Na opinião de Thadeu, independentemente das recentes ameaças do Fed de alta nos juros, a instituição terá que se render à queda dos lucros das empresas nos EUA, ao menor volume de empregos criados e ao enfraquecimento da atividade, demonstrado, principalmente, pelo setor de serviços. “O Fed não conseguirá encontrar justificativa para um aperto monetário neste momento, nem mesmo diante da ligeira alta da inflação, que é temporária”, reforça.
Otimismo no BC
Se confirmado esse ambiente mais favorável, com andamento do ajuste fiscal, o sócio da MacroAgro crê que o Banco Central fará o que tanto deseja: reduzir a taxa básica de juros (Selic), de 14,25% ao ano. O corte no custo do dinheiro pode ocorrer, inclusive, em outubro. Há diretores do BC defendendo que a instituição deve se antecipar ao movimento consistente de baixa da inflação, que caminha para o centro da meta em 2017 e para abaixo de 4,5% em 2018. A aposta de queda da Selic no mês que vem é bancada, especialmente, pelos dois maiores bancos privados do Brasil, o Itaú Unibanco e o Bradesco.

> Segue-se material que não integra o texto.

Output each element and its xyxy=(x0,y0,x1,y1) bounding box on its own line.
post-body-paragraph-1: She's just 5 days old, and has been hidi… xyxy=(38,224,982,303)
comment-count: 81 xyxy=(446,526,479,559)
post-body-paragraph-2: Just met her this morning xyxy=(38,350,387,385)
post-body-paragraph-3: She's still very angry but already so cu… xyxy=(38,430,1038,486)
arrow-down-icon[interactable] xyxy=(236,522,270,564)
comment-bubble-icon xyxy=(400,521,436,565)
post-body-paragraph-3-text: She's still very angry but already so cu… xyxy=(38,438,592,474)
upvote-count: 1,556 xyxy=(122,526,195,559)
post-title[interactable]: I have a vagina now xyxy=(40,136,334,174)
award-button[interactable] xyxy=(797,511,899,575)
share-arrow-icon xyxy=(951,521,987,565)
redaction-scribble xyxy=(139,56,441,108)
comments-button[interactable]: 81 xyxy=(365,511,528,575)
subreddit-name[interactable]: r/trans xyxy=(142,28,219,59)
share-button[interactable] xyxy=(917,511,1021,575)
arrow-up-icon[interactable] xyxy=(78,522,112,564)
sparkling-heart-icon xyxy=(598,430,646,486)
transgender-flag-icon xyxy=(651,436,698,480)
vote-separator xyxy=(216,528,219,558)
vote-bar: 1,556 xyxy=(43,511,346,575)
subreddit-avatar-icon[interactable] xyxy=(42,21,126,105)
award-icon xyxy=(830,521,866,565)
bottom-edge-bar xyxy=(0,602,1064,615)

O clima no BC, por sinal, é bastante positivo. Os diretores acreditam que o discurso adotado após a posse de Ilan Goldfajn na presidência da instituição convenceu a grande maioria do mercado de que não há mais complacência com a inflação. Isso que dizer que, mesmo com todas as portas abertas para a redução da Selic, a tesoura só vai funcionar quando todas as garantias estiverem às mãos.
“O BC não quer começar a cortar juros e, no meio do caminho, ser obrigado a suspender o movimento porque algo deu errado. Quer um processo consistente, até que se tenha uma Selic que, ao mesmo tempo, mantenha a inflação sob controle e estimule o crescimento”, diz um integrante da equipe econômica. “Mas isso exige inflação na meta e ajuste fiscal consistente”, acrescenta. Para esse técnico, o importante é que as condições estão dadas.
Missão difícil
Tanto o técnico do governo quanto Thadeu Filho não descartam a possibilidade de o Produto Interno Bruto (PIB) encerrar 2017 com avanço entre 2% e 3%. Eles ressaltam que essa perspectiva está contemplada pelos atuais indicadores do mercado: dólar na casa dos R$ 3,20 e bolsa de valores acima dos 60 mil pontos. “Os investidores estão se antecipando a uma retomada mais forte da atividade”, reforça o sócio da MacroAgro. Não se pode esquecer, segundo ele, que a base de comparação ajudará estatisticamente a se ter um saldo melhor da economia.
Mas que fique claro: tudo está nas mãos do governo. Se realmente houver empenho de Temer para fazer o ajuste fiscal andar, os resultados a serem colhidos podem surpreender para melhor. É esse discurso que o ministro da Fazenda, Henrique Meirelles, vem usando nas conversas com o presidente para convencê-lo a não recorrer a saídas fáceis como, muitas vezes, defende a ala política do Planalto. “A missão de Meirelles é dar a real, despolitizar toda a discussão sobre a arrumação das contas públicas”, afirma um defensor do ministro.
As próximas duas semanas serão decisivas para saber se o que diz Temer está mais no campo das promessas ou do desejo efetivo de tirar o país do atoleiro. Nesse período, já como presidente efetivo, ele terá que destravar a pauta do Congresso, aprovar o projeto de renegociação das dívidas dos estados na Câmara, segurar o aumento dos salários dos ministros do Supremo Tribunal Federal (STF) no Senado e se desvincular do processo de cassação do deputado Eduardo Cunha. Não é pouco para uma pessoa que, a todo momento, precisa ressaltar sua liderança.